For Cinnamon Ice Cream: Mix cream and milk in medium saucepan. Whisk in combined sugar, dextrose, dry milk, cinnamon and stabilizer. Cook on medium heat until mixture reaches 165°F.
Blend mixture, in small batches, in blender 30 seconds. Pour into medium bowl. Chill bowl over ice bath until mixture is cold. Refrigerate overnight. Freeze ice cream according to manufacturer's directions.
Layer ice cream and thin layers of RITZ Variegate in freezer container. Freeze several hours or overnight.
For RITZ Crumble Topping: Place cracker pieces in medium bowl. Combine brown sugar, butter, corn syrup and salt in small saucepan. Bring to boil over medium heat, stirring often. Remove from heat and stir in baking soda. (Mixture will foam.) Quickly pour over cracker pieces, stirring to coat as evenly as possible. Spread mixture onto parchment paper-lined sheet pan.
Bake in 350°F standard oven 5 min. Remove pan from oven and stir. Bake an additional 5 to 10 min. or until golden brown. Cool completely in pan on wire rack. Break into bite-size pieces. Store in airtight container until ready to use.

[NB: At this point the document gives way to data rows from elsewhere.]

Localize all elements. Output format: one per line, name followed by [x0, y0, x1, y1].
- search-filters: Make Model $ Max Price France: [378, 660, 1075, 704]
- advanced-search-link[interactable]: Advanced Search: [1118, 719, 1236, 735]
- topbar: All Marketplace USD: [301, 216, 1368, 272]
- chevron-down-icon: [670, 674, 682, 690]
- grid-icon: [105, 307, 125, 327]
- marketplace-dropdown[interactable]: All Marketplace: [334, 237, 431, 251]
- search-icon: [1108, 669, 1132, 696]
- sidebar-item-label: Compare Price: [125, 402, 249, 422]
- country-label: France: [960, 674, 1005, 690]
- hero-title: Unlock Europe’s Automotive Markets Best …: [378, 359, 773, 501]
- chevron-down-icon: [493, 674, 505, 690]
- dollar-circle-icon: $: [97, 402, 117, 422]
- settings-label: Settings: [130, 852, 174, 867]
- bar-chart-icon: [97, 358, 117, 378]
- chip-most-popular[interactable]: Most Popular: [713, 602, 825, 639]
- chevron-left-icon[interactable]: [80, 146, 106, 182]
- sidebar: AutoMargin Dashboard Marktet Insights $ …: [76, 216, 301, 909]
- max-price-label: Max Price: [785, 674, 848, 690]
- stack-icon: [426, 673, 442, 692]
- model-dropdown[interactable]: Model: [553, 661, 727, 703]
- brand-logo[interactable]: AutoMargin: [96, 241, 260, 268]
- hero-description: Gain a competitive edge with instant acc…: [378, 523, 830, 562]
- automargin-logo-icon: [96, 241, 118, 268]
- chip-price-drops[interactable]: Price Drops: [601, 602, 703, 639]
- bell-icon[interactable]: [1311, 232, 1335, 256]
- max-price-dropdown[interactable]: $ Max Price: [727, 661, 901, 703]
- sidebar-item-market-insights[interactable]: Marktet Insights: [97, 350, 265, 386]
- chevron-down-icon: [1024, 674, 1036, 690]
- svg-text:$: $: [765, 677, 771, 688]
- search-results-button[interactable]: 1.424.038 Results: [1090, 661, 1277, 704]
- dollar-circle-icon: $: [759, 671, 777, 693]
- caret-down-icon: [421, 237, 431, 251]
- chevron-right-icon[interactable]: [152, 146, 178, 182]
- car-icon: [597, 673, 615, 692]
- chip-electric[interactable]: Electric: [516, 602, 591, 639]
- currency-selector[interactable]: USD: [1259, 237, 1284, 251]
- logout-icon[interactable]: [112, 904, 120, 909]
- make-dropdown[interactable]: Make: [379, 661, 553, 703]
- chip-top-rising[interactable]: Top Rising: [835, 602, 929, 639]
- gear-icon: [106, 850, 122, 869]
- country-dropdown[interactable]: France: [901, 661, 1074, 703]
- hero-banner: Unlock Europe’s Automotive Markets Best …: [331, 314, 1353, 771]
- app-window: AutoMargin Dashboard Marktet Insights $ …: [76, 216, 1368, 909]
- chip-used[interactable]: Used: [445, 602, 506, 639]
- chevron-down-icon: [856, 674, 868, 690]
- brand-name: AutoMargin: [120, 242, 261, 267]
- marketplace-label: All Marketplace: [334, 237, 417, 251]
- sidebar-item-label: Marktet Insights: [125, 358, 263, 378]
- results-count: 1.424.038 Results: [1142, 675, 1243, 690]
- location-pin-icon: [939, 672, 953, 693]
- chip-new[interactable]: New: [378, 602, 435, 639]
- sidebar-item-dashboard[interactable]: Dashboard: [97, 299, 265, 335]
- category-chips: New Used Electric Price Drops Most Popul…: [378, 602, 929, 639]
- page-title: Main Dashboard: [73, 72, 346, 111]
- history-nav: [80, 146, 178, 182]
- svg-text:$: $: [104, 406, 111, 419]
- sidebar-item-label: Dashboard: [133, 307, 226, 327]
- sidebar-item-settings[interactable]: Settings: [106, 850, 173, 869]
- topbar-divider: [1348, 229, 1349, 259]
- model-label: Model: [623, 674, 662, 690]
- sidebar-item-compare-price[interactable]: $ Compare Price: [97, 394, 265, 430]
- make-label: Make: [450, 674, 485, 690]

For each serving: Melt butter in small skillet. Add sugar and heat until golden brown. Meanwhile, cut apple into 16 slices. Add apples to sugar mixture. Cook until caramelized on 1 side. Shingle apple slices in 6-inch cast iron skillet with caramelized side facing down and long edge toward outside of skillet. Add any remaining slices to center of skillet. Brush apples with remaining butter mixture.
Bake in 375°F standard oven 25 to 30 min. or until apples are tender. Serve with a #16 scoop (4 oz.) Cinnamon Ice Cream. Sprinkle with 1 oz. RITZ Crumble Topping. Serve immediately.